Specular Histories: Africans, Africa and the Invention of the Hinterlands in the Early Modern Ibero-Atlantic
At Cornell, Leonardo will be working on his first book, provisionally entitled Specular Histories: Africans, Africa and the Hinterlands in the Early Modern Ibero-Atlantic, which shows how early modern historians from the Ibero-Atlantic used knowledge of African peoples and cultures to create a racialized geographic identity—a single idea of “Africanness.” Written in Ecuador, Cape Verde, Granada (Spain), and Peru, all histories Leonardo examines hold within them the same inherent tension: they promise insights into specific peoples and regions, yet can only offer them by means of frequent comparisons with other sites in the increasingly interconnected world. By using methods from literary studies, history, and intellectual history, Leonardo shows how historians developed an idiosyncratic system of mirrors, in which a newly racialized image of Africans and Africa served to elucidate aspects of other peoples and territories in the Spanish and Portuguese empires, even including peripheral regions of the Iberian Peninsula itself.
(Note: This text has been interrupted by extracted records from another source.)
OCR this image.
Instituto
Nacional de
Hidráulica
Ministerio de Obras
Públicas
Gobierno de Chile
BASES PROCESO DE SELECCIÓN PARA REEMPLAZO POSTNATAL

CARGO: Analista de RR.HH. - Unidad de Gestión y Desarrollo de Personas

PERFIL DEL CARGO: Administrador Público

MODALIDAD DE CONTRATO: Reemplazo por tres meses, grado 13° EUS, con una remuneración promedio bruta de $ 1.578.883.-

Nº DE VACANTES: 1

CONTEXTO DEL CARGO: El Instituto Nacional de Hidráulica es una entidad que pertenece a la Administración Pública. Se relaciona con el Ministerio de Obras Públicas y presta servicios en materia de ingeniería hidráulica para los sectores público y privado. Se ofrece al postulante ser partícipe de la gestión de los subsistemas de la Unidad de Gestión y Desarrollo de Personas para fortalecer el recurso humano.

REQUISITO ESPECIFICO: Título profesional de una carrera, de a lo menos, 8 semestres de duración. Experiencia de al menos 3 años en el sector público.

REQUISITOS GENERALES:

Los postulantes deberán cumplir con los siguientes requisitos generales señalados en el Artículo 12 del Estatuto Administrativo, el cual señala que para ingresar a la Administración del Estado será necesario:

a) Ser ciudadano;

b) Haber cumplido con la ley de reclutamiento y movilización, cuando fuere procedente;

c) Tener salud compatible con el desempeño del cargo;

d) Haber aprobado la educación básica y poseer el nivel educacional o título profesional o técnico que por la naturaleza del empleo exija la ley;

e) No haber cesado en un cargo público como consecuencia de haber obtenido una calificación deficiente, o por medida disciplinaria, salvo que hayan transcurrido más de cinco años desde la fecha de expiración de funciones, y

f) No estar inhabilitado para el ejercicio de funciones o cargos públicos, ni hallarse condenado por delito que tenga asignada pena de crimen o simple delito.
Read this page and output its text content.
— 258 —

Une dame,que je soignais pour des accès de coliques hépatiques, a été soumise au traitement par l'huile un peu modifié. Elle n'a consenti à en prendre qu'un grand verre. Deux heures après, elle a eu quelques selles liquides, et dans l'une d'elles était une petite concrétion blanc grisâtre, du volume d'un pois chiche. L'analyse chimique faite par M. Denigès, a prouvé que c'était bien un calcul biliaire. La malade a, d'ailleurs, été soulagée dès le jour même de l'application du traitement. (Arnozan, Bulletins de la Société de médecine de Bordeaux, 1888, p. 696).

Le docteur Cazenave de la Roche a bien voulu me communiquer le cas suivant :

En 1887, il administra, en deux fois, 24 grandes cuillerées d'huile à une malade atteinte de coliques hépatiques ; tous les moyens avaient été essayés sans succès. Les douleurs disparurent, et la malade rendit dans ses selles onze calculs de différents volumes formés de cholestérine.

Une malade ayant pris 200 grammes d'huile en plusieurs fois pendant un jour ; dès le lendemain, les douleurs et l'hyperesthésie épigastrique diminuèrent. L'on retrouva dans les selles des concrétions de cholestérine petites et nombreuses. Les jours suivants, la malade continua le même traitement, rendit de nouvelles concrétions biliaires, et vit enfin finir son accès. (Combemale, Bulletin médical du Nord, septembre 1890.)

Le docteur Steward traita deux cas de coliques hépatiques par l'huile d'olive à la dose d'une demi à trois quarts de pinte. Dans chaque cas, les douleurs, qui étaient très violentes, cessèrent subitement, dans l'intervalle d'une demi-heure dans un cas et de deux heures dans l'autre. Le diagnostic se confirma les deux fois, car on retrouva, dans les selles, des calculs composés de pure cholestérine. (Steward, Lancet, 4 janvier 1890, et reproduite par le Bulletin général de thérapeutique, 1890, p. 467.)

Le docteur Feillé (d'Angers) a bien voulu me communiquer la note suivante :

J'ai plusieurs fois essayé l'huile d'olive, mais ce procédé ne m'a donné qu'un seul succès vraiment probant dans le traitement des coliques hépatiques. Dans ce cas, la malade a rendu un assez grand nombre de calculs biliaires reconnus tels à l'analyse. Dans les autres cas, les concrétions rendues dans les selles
In Specular Histories, Leonardo argues that the work of historians who sought to curb what they perceived as an undesirable African influence on the Spanish and Portuguese imperial project is also an archive that demonstrates how mutually influential these emergent racialized geographic identities were. “Inventing the hinterlands” is the name given to this process whereby historians attempted to domesticate real uncertainties about unfamiliar regions by collapsing the enormous geographic, ethnic, and cultural diversity of the African into a single identity, to then subsequently flatten other identities as well.